Lettre de Hamilton à Saint-Évremond, pour le comte de Grammont (« Les compliments que vous me faites… »)

Lettre de Hamilton à Saint-Évremond, pour le comte de Grammont (« Les compliments que vous me faites… »)
Œuvres mêlées de Saint-Évremond, Texte établi par Charles GiraudJ. Léon Techener filstome III (p. 49-50).


XVI.

RÉPLIQUE DU COMTE DE GRAMMONT À LA LETTRE DE SAINT-
ÉVREMOND, PAR HAMILTON.

Les compliments que vous me faites sur mon retour de l’autre monde, plaisent beaucoup dans celui-ci. Les applaudissements qu’on donne à votre lettre et le nombre de copies que l’on m’en a demandées, sont dignes de la réputation de mon Philosophe. On ne se lasse point d’admirer cette vivacité que les ans ne font que réveiller ; et l’on soutient que deux hommes, nés, comme vous et moi, pour porter si loin et conserver si longtemps tous les agréments de l’esprit, ne sont pas faits pour mourir. Il me semble que vous ne vous éloignez pas de cette opinion, dans votre style poétique ; et, pour moi, mes voyages là-bas l’autorisent assez.

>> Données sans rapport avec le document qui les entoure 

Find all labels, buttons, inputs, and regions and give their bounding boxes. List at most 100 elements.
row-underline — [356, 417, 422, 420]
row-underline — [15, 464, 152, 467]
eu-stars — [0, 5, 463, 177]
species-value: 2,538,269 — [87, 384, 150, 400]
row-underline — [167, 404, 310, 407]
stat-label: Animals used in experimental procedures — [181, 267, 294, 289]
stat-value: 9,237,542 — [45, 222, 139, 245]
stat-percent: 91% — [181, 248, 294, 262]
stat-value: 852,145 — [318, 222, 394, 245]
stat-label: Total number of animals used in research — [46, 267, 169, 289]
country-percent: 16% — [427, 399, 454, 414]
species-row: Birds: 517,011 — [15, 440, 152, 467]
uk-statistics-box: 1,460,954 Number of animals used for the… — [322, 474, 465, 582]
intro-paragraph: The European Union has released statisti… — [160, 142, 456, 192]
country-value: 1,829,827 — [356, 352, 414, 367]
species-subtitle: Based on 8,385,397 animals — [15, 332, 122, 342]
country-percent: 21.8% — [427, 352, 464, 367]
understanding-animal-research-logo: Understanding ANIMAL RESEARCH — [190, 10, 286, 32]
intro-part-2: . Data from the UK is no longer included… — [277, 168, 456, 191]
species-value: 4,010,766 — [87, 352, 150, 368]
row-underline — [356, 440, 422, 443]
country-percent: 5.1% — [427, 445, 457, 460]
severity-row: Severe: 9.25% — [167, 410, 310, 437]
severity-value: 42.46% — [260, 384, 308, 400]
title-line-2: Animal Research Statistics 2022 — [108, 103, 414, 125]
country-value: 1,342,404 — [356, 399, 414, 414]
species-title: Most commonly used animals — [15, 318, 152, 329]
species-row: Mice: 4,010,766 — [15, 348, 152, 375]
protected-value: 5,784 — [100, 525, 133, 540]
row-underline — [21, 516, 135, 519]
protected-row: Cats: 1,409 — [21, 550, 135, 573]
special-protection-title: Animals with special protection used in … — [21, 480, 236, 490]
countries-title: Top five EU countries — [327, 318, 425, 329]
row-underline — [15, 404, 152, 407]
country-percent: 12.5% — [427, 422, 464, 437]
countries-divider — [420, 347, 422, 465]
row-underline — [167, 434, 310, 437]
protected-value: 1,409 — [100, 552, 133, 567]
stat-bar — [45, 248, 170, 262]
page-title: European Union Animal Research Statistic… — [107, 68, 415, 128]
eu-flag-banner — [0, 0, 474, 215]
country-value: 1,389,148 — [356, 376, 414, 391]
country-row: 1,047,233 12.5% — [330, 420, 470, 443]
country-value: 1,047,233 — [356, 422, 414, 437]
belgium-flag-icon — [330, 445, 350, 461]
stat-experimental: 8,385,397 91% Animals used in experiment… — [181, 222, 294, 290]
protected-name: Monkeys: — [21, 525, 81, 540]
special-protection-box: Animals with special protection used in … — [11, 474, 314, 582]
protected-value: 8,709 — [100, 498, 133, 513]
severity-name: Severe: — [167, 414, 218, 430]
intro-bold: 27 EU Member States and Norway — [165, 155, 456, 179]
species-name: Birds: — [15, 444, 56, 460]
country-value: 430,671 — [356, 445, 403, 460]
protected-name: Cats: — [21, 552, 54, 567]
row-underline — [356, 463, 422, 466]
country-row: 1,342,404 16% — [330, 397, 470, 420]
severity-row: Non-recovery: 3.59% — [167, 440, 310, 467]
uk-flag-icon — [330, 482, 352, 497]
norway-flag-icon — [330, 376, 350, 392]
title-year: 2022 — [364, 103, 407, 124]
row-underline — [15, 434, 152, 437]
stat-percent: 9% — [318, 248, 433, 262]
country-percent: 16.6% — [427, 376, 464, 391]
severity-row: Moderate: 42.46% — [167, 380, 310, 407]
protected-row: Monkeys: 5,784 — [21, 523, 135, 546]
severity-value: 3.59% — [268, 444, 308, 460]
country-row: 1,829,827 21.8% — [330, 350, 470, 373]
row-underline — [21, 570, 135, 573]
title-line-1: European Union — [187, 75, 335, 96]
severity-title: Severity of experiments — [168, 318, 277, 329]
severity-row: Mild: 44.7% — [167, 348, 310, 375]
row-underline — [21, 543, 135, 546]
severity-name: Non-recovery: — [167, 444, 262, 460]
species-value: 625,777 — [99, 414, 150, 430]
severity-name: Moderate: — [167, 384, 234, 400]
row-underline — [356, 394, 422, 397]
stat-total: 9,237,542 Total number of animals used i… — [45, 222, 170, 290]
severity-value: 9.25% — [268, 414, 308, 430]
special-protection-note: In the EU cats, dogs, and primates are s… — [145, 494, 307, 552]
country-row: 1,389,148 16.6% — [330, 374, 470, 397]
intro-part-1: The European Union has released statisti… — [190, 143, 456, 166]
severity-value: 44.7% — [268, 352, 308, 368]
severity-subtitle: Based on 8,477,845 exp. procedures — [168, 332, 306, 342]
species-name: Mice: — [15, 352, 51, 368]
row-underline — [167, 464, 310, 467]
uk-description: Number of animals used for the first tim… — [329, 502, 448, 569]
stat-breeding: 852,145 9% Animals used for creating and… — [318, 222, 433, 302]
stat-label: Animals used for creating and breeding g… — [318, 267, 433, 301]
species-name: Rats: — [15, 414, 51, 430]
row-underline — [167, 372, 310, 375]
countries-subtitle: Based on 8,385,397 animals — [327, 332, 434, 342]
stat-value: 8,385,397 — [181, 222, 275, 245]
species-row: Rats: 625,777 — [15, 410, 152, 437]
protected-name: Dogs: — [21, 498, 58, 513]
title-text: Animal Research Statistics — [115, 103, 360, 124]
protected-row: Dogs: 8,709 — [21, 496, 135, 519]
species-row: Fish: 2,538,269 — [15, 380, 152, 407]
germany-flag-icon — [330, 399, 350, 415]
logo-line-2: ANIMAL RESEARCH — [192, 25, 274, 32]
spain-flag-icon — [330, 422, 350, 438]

Deux fois, du ténébreux Cocyte
Ayant su repasser les bords,
Je prétends faire mes efforts
Pour différer longtemps la dernière visite
Que l’on doit rendre chez les morts.
Là pourtant le gentil Voiture,
Sous quelques myrtes verdoyants,
  Les grâces et les ris près de lui badinants,
  Admiroit de vos vers les sons et la mesure,
La cadence, les tours brillants,
Et ravissoit, par leur lecture,
Les Malherbes et les Racans ;
Et là, votre maître Épicure,
À certains morts des plus récents,
Demandoit par quelle aventure,
Avec tant d’esprit, tant de sens,
Vous restiez parmi les vivants.
Mais, n’en déplaise à la figure
Que font là-bas tous vos savants,
Puisque c’est par la sépulture
Qu’on passe à leurs paisibles champs,
Suivez ici les doux penchants
Où vous attache la nature,
Et que, dans la demeure obscure,
On vous attende encor longtemps[1] !

  1. Le comte de Grammont n’est mort qu’en 1707, âgé de quatre-vingt-six ans. Il avoit huit ans de moins que Saint-Évremond, et il lui survécut de quatre ans. Il paroît que la Comtesse et Hamilton le décidèrent enfin à recevoir les secours de la religion. Hamilton étoit alors réfugié en France, avec Jacques II, et il étoit zélé catholique. Il n’est mort lui-même qu’en 1720.